While some of the new mines have been around for years, Northern Star remains confident in expanding their resources – largely because of the work of Barrick and Newmont, who Mr Beament said “did most of the work for” Northern Star.

“They drill starved these assets…these assets were too small to fit in their portfolio, so they never got the money in the last four or five years to extend their geology,” he said.

“But they didn’t get rid of the geology departments and for the past four or five years these guys have had fantastic think time.

“They’ve already done the discoveries and found the mineralisation, we just have to go in and confirm the results.”

Mr Beament would not rule out new acquisitions in the near future, but did refer to the company’s ‘internal motto’ – “you’ve got to earn the right to grow again”.

“You’ve always got to keep your eye out, you can never stop looking – we never have, ever since we bought Paulsens four years ago, because things come up when you least expect,” he said.

“It’s an interesting environment in the industry at the moment; it’s the haves and the have-nots…it’s hard for explorers and developers at the junior end of the market.

“[New acquisitions] won’t happen right now, but might again in 12 months.”

Costs and markets

Despite recent strong gains – the gold price has soared more than $200/oz since December – the market remains volatile and keeping costs down is essential to Northern Star’s continued success.

Overall, Northern Star has a low cost base – its all-in sustaining cost was $1037/oz in the December quarter, while its average realised price reached $1417/oz.

However that cost was “distorted”, according to Mr Beament, by a non-cash item for rehabilitation liabilities inherited from its acquisitions, worth about $50/oz.

Costs also remained high at some operations because of large investment programs – while Kundana’s carries an all-in sustaining cost of just $632/oz, Plutonic’s gold costs a high $1787/oz.

Mr Beament said the Northern Star’s massive investment in Plutonic over the existing gold reserve had temporarily sent its costs up, with seven diamond rigs spinning at the site and a development jumbo operating.

“It’s like it’s in a construct and build phase, but it’s an operating asset; it’s like us building a new mine,” he said.

“But we look at it as a whole business, it’s about the overall company profile margin per ounce.

“You’ve always got different parts [and] that’s why you’ve got to diversify your portfolio; one is higher for a period of time, one is lower to offset it, and that’s what gives us flexibility as a business.”

It is that flexibility and low-cost base that had enabled Northern Star to ride out fluctuations in the gold market for the past two years.
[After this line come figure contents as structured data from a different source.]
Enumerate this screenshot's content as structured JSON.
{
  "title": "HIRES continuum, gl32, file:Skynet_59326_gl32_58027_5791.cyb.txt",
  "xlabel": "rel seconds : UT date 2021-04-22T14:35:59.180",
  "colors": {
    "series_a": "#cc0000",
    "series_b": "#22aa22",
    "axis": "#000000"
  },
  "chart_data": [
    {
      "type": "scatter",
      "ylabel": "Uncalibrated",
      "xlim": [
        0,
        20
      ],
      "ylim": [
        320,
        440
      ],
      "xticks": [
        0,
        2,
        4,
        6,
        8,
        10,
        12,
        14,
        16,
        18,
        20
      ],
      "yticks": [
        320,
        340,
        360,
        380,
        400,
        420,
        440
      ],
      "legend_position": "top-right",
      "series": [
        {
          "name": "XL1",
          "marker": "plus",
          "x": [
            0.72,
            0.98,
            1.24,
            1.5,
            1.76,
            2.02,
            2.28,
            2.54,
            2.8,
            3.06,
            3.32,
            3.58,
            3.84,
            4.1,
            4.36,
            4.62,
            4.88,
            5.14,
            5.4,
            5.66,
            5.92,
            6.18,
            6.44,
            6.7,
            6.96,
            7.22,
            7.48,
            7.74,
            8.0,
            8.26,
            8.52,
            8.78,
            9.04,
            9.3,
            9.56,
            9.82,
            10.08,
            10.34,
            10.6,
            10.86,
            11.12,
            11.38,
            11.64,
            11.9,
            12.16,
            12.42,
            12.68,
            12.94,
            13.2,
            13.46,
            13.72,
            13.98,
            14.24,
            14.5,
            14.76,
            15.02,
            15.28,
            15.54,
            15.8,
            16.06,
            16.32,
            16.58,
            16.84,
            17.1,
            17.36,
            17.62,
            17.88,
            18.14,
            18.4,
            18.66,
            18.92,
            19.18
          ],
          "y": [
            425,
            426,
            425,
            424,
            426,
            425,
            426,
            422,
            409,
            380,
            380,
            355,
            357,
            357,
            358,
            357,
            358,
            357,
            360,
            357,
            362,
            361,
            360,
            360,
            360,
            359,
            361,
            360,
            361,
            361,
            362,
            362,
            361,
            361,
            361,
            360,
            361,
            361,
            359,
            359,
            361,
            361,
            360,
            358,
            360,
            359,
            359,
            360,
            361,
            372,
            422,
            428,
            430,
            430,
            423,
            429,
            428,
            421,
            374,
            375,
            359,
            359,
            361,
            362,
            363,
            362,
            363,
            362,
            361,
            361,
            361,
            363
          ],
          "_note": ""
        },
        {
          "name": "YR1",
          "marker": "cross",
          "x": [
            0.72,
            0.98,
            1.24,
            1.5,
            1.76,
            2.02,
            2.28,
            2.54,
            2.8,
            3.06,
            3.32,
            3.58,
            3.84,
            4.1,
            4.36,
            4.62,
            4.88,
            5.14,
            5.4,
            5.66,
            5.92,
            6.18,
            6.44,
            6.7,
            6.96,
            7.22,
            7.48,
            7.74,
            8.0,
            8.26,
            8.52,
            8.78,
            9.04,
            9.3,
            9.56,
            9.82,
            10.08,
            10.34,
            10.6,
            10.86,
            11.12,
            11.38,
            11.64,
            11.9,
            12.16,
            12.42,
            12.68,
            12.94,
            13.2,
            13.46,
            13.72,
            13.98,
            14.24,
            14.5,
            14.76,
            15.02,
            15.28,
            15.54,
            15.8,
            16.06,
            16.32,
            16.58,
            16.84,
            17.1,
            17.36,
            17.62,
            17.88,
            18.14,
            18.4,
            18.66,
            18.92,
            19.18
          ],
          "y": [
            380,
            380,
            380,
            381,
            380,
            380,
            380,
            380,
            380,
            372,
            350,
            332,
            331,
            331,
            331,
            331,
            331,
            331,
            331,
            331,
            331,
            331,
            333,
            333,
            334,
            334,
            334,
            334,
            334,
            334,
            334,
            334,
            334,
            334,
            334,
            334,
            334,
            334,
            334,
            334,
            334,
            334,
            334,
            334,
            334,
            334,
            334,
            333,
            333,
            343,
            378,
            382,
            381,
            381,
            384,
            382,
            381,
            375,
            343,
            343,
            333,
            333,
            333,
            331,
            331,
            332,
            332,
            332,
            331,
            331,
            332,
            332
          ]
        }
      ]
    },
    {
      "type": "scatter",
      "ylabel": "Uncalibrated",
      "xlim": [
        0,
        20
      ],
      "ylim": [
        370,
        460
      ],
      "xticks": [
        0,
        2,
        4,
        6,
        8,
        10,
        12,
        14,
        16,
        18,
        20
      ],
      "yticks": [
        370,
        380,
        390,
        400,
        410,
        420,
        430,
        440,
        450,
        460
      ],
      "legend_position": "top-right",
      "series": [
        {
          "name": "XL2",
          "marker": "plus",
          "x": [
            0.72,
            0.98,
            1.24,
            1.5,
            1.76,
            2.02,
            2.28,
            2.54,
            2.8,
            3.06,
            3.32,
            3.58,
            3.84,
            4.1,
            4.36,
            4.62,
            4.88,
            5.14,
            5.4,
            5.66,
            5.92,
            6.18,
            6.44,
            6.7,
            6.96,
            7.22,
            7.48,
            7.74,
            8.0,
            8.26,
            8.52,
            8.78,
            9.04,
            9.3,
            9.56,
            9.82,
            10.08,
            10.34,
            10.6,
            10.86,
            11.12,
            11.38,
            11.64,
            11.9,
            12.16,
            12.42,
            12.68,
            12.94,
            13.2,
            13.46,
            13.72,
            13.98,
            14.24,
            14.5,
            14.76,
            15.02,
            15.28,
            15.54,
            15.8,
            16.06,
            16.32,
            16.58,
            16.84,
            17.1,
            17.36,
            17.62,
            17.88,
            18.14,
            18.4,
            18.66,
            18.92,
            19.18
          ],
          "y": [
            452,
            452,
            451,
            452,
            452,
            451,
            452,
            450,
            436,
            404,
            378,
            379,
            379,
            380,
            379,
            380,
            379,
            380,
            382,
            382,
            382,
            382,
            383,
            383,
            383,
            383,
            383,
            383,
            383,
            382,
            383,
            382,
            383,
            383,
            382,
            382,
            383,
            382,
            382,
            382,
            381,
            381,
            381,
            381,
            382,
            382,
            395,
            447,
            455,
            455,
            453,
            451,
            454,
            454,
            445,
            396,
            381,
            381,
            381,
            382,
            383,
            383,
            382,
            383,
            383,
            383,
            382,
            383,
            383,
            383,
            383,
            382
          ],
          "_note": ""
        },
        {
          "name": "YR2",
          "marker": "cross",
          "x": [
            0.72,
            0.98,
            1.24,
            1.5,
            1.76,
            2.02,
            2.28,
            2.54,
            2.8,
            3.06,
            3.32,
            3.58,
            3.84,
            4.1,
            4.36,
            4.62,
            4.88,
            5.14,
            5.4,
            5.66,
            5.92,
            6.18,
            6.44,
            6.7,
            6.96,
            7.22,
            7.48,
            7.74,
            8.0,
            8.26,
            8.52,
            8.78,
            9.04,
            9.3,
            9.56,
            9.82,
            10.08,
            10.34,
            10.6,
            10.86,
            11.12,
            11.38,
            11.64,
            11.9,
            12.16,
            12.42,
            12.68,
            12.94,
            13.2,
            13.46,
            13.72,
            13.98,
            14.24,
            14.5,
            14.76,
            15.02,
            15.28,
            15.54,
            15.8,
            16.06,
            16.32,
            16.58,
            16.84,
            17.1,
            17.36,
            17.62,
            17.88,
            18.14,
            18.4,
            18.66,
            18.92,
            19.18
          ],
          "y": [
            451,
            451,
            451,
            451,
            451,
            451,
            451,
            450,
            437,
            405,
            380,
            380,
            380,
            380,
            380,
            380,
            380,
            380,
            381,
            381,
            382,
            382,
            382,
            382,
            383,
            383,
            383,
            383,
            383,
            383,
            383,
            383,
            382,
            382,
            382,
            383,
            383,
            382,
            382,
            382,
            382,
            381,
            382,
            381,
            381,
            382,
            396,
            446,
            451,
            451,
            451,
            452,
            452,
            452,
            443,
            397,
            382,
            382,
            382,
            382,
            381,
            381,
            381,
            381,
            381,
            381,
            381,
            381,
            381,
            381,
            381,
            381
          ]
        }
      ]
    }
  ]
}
On top of the company’s strong base line, Mr Beament is relatively confident in the future of the gold market.

“The volatility is here to stay, but there’s not much downside on the US gold price and the [Australian] currency will stay low,” he said.

“There has been a fundamental change in the last six weeks; people around the world are realising that gold is a safe haven again.

“If we keep our cost base around $1000/oz we can ride those bumps and sleep well at night…and when [the price] is up, it gives us the confidence to make strong decisions quickly.”